Присяжный поверенный Лысевич, высокий красивый блондин, с легкого проседью в висках и бороде, отличается необыкновенно изящными манерами. Он входит с перевальцем, кланяется будто нехотя и, разговаривая, поводит плечами, и всё это с ленивою грацией, как застоявшийся избалованный конь. Он сыт, чрезвычайно здоров и богат; раз даже выиграл сорок тысяч, но скрыл это от своих знакомых. Любит хорошо покушать, особенно сыры, трюфели, тертую редьку с конопляным маслом, а в Париже, по его словам, он ел жареные немытые кишки. Говорит он складно, плавно, без запинки, и лишь из кокетства иной раз позволит себе запнуться и щёлкнуть пальцами, как бы подбирая слово. Во всё то, что ему приходится говорить на суде, он давно уже не верит или, быть может, и верит, но не придает этому никакой цены, – всё это давно уже известно, старо, обыкновенно… Он верит в одно только оригинальное и необыденное. Прописная мораль в оригинальной форме вызывает у него слезы. Обе записные книжки у него исписаны необыкновенными выражениями, которые он вычитывает у разных авторов, и когда ему нужно бывает отыскать какое-нибудь выражение, то он нервно роется в обеих книжках и обыкновенно не находит. Еще покойный Аким Иваныч в веселую минуту из тщеславия пригласил его в поверенные по делам завода и назначил ему двенадцать тысяч жалованья. Все заводские дела заключались в двух-трех мелких взысканиях, которые Лысевич поручал своим помощникам.

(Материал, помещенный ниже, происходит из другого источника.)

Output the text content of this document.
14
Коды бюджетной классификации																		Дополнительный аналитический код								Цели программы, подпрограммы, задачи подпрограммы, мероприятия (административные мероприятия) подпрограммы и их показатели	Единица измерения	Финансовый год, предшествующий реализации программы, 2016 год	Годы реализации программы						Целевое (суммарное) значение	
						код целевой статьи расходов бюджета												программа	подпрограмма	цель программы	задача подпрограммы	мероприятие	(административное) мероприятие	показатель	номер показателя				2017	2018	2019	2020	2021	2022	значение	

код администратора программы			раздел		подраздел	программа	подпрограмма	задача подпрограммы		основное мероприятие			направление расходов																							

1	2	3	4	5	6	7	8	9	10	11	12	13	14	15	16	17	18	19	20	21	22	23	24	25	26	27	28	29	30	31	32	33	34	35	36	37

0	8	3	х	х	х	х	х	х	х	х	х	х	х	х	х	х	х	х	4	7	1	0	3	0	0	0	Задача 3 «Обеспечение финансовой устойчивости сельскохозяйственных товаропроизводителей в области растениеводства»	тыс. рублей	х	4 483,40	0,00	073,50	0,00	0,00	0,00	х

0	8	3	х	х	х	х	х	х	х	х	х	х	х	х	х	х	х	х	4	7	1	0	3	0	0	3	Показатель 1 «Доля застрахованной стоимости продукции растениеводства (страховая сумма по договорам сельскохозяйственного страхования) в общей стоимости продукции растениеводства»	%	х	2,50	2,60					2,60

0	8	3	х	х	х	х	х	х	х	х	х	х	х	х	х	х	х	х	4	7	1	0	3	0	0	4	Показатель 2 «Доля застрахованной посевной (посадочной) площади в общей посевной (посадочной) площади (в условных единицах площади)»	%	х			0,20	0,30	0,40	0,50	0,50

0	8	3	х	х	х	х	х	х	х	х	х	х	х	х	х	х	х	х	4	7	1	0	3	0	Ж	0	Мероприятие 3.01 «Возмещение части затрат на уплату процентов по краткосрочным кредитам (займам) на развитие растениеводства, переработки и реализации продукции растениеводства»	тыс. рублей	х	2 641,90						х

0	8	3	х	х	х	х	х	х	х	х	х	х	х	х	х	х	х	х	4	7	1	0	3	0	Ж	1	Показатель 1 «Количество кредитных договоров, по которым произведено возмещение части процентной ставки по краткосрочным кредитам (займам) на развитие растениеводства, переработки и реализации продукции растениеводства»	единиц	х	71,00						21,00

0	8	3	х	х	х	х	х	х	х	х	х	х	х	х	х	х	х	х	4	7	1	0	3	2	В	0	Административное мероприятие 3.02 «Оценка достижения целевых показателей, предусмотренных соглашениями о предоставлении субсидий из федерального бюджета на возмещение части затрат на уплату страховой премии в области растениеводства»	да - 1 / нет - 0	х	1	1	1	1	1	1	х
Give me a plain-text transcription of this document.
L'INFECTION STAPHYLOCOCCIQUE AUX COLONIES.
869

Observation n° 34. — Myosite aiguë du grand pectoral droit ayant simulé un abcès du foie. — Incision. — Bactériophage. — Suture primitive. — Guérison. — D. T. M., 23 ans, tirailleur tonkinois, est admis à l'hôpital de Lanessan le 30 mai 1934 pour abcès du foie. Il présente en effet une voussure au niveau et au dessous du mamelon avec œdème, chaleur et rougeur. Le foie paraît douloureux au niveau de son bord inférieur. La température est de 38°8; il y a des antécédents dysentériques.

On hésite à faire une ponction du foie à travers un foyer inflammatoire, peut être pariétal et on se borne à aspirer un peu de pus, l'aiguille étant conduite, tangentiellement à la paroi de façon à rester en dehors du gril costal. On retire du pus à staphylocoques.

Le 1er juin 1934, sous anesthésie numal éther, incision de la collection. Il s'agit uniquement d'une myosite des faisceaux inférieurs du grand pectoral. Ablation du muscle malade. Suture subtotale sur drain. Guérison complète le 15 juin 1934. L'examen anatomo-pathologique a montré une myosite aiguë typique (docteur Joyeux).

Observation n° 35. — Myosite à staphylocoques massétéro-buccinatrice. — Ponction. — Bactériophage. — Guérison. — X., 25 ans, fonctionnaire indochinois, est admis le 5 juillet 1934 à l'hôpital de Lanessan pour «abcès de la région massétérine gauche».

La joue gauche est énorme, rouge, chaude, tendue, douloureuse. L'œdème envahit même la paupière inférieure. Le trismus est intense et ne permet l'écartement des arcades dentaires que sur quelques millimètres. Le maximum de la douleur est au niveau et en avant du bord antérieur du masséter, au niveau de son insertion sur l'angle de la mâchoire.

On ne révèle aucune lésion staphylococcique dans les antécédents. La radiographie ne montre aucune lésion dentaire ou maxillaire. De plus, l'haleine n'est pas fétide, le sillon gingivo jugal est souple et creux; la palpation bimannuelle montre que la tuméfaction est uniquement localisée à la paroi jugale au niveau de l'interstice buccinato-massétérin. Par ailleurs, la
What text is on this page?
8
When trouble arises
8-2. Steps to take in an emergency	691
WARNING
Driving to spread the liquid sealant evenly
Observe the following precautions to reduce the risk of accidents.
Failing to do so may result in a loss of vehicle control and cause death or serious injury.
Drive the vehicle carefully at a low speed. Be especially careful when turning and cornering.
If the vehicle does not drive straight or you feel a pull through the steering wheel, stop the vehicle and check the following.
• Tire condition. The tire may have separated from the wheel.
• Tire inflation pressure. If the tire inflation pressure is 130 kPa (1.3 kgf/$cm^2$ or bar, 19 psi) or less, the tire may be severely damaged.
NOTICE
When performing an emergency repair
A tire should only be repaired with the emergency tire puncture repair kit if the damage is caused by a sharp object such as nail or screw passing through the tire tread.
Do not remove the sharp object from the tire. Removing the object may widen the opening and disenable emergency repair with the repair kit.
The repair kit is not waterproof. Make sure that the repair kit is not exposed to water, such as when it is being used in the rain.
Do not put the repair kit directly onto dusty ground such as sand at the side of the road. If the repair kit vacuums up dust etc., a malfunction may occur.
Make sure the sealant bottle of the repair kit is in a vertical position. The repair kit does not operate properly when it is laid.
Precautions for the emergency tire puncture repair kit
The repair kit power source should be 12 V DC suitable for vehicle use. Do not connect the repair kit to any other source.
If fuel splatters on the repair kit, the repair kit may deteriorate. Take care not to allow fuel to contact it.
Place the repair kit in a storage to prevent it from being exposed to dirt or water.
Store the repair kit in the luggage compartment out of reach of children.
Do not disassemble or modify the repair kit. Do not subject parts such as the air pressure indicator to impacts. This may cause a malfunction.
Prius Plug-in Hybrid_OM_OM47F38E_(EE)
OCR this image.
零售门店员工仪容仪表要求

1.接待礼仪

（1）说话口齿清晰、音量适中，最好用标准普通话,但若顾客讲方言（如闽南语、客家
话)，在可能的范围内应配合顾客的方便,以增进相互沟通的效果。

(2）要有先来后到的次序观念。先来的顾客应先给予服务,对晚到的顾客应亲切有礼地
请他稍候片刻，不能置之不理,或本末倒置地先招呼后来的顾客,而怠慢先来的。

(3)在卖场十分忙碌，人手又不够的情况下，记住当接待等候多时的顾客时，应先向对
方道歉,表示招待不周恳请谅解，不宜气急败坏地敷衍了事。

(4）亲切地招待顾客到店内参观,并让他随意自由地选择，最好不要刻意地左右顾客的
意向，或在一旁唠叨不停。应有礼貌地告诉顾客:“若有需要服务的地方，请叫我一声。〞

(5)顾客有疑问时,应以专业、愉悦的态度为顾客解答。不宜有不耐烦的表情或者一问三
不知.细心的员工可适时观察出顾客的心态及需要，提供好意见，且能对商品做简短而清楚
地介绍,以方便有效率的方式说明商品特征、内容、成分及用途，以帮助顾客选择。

Анна Акимовна знала, что на заводе ему нечего делать, но отказать ему не могла: не хватало мужества, да и привыкла к нему. Он называл себя ее юрисконсультом, а свое жалованье, за которым он присылал аккуратно каждое первое число, – суровою прозой. Анне Акимовне было известно, что когда после смерти отца продавали ее лес на шпалы, то Лысевич зажил на этой продаже больше пятнадцати тысяч и поделился с Назарычем. Узнавши об этом обмане, Анна Акимовна горько заплакала, но потом привыкла.
Поздравив и поцеловав обе руки, он смерил ее взглядом и поморщился.
– Не надо! – сказал он с искренним огорчением. – Я говорил, милая, не надо!
– Вы о чем, Виктор Николаич?
– Я говорил: не надо полнеть. В вашем роду у всех несчастная наклонность к полноте. Не надо, – повторил он умоляющим голосом и поцеловал руку. – Вы такая хорошая! Вы такая славная! Вот, ваше превосходительство, – обратился он к Крылину, – рекомендую: единственная в свете женщина, которую я когда-либо серьезно любил.